Does the Dominican government have the capacity to achieve meaningful reforms?

The attendance of the Dominican Public Ministry at a recent meeting between the Dominican National Drug Control Directorate (DNCD) and the U.S. Department of State’s Bureau of International Narcotics and Law Enforcement Affairs (INL) is a positive sign by the United States for promoting greater accountability from the Public Ministry.

Last weekend, Deputy Assistant Secretary Christopher Landberg of INL met with DNCD President Vice Admiral José Manuel Cabrera Ulloa to discuss strengthening cooperation in the fight against “drug trafficking, money laundering, and transnational organized crime, among other issues.”

This meeting was noteworthy given the ministry’s growing list of international human rights organizations condemning the Public Ministry and the DR’s continued difficulties with drug trafficking. Both domestic and international human rights organizations – including the State Department itself – have expressed concerns about persistent and unaddressed abuses within the justice system at the hands of the Public Ministry. These concerns include significant questions about its independence and the capacity of the Dominican government to serve as a regional leader.

The visit from INL appears to be a message from the State Department: If the Dominican Republic wants to be a model host country for the Summit of the Americas in 2025 and lead the anti-corruption pillar of the Americas Partnership for Economic Prosperity (APEP), the Public Ministry should take concrete actions to address worsening humanitarian crises within the Dominican justice system.

Can the Public Ministry Support U.S. and Regional Priorities?

In 2010, the U.S. launched the Caribbean Basin Security Initiative (CBSI), a security cooperation partnership with thirteen Caribbean countries. Through CBSI, U.S. taxpayer dollars are meant to promote “transparency and effectiveness in criminal justice systems” and “improve the quality of prosecution and enhance access to justice in the Dominican Republic”. Of the initiative’s participants, the Dominican Republic is far and away the country with the most capacity – on paper – to lead CBSI priorities in the Caribbean.

However, the Public Ministry repeated disregard for international human rights standards and the rule of law puts that leadership role into question. According to the State Department’s 2023 Country Report on Human Rights Practices in the Dominican Republic, the Public Ministry has failed to take “credible steps to identify and punish officials involved in human rights abuses.

This followed the decision by the UN Human Rights Council Working Group on Arbitrary Detention (WGAD) which found that prosecutors in the Public Ministry “systematically interrupted” the “right to a fair trial” and excessively and unlawfully using preventive detention, violating due process and other basic pillars of the rule of law.

Currently, 80% of prisoners in the Dominican Republic are held under preventive detention, a practice that violates both international and Dominican law. This places the country among the world’s highest users of preventive detention, compounding concerns about its justice system.

Continued Silence on Independence Concerns

The WGAD referred the DR Public Ministry case to “to the Special Rapporteur on the independence of judges and lawyers” given the UN body’s inability to consider the DR justice system to be “independent and impartial.”

This issue was highlighted further by outgoing Dominican Attorney General Miriam Germán Brito, who criticized alleged persecution of a judge by prosecutors in the Public Ministry. Yet, instead of calling for an independent investigation, Germán suggested that the Public Ministry investigate itself.

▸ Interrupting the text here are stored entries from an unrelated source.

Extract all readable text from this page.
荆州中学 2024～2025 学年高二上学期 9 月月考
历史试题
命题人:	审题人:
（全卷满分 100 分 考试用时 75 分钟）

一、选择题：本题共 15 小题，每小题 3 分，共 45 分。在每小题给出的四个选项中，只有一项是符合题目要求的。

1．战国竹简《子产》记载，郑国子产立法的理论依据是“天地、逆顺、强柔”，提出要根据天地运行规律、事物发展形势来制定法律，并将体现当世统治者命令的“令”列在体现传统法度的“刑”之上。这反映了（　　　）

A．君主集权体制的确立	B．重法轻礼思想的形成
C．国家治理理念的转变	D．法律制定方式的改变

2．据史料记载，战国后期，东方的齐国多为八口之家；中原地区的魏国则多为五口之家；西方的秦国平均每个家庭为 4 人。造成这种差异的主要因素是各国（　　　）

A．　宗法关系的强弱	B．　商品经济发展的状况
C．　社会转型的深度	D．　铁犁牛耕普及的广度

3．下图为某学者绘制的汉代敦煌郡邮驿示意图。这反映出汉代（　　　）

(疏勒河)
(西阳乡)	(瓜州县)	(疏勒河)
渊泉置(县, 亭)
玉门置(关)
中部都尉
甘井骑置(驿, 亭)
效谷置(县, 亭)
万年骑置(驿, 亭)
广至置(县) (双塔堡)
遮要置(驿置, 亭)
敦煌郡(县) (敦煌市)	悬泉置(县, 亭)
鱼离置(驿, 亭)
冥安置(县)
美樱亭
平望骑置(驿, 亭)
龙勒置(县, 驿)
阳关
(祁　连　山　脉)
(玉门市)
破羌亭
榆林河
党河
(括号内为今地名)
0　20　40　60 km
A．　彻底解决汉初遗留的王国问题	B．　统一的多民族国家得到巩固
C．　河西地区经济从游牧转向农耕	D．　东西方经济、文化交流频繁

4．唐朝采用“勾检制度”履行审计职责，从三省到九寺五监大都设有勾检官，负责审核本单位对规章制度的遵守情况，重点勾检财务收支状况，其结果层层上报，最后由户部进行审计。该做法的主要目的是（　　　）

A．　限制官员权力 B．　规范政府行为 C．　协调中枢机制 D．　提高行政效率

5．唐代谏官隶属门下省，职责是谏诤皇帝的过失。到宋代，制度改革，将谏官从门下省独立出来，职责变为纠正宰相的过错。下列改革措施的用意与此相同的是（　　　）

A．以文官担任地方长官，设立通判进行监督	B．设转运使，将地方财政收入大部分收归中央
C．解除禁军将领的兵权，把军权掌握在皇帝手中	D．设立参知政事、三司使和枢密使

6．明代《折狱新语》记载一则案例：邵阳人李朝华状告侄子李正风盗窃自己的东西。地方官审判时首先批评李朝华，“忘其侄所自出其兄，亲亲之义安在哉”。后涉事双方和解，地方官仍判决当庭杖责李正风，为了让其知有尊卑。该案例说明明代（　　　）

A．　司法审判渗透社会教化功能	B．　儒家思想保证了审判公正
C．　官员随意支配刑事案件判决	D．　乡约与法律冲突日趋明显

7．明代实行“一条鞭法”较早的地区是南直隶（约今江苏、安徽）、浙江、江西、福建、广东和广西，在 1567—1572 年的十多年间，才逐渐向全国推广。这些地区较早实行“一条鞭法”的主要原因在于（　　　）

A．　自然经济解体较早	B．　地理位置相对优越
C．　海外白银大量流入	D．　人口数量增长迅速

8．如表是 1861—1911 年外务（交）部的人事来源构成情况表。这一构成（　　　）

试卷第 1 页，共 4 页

Germán further expressed frustration with the lack of involvement in the Ministry’s decisions, stating that she often learned about announcements through the media rather than from within the office she heads. This public admission underscores the internal dysfunction and lack of communication within the Public Ministry, further validating concerns about its autonomy and efficacy.

Ultimately, the Dominican government is supposed to be a leader in the region and help the U.S. government make progress on its goal of building capacity to “disrupt illicit trafficking and transnational crime.” As of 2022, the U.S. government has committed more than $832 million in CBSI funding to the benefit of Caribbean partners, including the Dominican Republic. Yet as long as the Public Ministry remains the tip of the Dominican spear on these efforts, progress will continue to stall, and the State Department will have to result to more forceful measures beyond meetings to ensure U.S priorities in the region do not further lapse.